Jean Goujon and Jean Cousin were employed on the decoration of this castle.
Fig. 433.—Pilasters, from the Monument to Louis XII., St. Denis, Paris.
An extremely rich example of French carved wood is the panel from the Château Gaillon, in Normandy (1515) (Fig. 436).
Fig. 434.—Carved Panel, Henry II. style, from the Château d’Anet.
Fig. 435.—Carved Panel, Henry II. style, from the Château d’Anet.
Fig. 436.—Carved Wood; Château Gaillon. (1505.)
The above examples, and the chimney-piece panel by Germain Pilon (1560) (Fig. 437), another sculptor employed by Catherine de’ Medici, are a few of the best specimens of the Cinquecento period in France.
Elizabethan ornament, or that of the Renaissance in England, is characterized by a preponderance of strap-work, and has animals, masks, rosettes, half-lion or half-human terminals, debased class of mouldings, and very little foliage. The example given—the panelling from the Old Guard Chamber, Westminster (1600), exhibits a strong influence of Saracenic tracery that was prevalent in much of the later furniture and textiles of the Renaissance (Fig. 438).
Fig. 437.—Panel from Chimneypiece; Louvre. By Germain Pilon.
Fig. 438.—Elizabethan Panelling, from the Old Guard Chamber, Westminster.
Shield-work was not so prominent in the pure Elizabethan as in the Jacobean (James I.) style; the carved stone escutcheon-like work from Crewe Hall, Cheshire, attributed to Inigo Jones (Fig. 439), shows the beginning of the Jacobean shield-work. This style is best seen in the carved-wood furniture of the period, and both it and the Elizabethan are generally speaking offshoots of the Flemish and German phases of the Renaissance. Elizabethan ornament is of great variety, the panelling and other arrangements are sometimes composed purely of strap-work of a rectangular flat perforated appearance, sometimes seen in the doorways and chimney fronts, as at Hardwick Hall, Haddon Hall, Speke and Crewe Halls.
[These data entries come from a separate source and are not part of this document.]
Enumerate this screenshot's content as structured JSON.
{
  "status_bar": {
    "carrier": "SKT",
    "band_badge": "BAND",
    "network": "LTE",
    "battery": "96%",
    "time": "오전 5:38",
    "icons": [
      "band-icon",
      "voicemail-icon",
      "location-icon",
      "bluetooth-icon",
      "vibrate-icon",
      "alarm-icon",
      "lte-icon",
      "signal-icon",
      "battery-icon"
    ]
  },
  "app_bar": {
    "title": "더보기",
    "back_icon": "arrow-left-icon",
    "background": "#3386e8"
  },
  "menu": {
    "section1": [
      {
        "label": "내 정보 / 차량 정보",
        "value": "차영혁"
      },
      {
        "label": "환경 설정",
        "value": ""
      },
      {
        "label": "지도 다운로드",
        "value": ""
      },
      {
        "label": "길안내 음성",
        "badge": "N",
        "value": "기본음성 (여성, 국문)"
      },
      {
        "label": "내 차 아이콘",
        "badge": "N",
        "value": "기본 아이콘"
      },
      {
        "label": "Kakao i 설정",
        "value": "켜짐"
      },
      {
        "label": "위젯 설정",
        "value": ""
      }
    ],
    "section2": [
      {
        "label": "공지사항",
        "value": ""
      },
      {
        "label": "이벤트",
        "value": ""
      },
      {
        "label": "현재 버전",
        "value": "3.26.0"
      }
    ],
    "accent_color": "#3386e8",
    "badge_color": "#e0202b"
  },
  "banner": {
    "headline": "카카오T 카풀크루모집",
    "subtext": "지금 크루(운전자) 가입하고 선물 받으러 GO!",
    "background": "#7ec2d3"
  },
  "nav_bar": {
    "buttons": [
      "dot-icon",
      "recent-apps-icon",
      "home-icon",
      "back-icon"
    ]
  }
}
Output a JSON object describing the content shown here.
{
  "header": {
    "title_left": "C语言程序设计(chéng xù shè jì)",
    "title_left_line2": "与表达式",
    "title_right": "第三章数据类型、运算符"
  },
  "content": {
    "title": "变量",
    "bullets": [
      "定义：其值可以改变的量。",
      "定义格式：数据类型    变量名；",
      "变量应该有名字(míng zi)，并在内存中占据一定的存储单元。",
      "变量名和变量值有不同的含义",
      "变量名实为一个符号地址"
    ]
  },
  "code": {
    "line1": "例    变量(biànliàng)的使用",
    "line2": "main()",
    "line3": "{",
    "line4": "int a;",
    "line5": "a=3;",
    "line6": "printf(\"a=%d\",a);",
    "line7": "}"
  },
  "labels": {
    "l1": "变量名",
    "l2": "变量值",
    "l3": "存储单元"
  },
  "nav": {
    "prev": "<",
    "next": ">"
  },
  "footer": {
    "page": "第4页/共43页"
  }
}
Another kind is of a more curved variety, with figures and animals, as seen in the illustration from an old house at Exeter now in Kensington Museum (Fig. 440); another kind is carved in rectangular or curved and notched frames of cartouche work with the smaller spaces and little panels carved in imitation of jewels with oval or lozenge-shaped facets. Columns of Ionic or Corinthian orders, and classic mouldings, dentils, and the egg and tongue were frequently used. The ceilings were often panelled and moulded, inclining in this respect more to the Gothic than classic. A bizarre kind of Renaissance architectural feature was prevalent in Holland and in some parts of Germany, which seems to have been the model for much of the “bolt and lock” style of some Elizabethan gateways. The architect Dietterlin, of Strassburg (1550-1599), was an extraordinary exponent of this twisted and bolted form of fantastic architecture, which had become only too fashionable at this period. The illustration (Fig. 441) shows an example of what might be called a mild specimen of the style of Dietterlin. The popularity of the Dietterlin craze was owing to the circulation of several volumes he had published of his impossible designs, some of which designs were evidently adapted by the Elizabethan architects, but in a much more reticent spirit.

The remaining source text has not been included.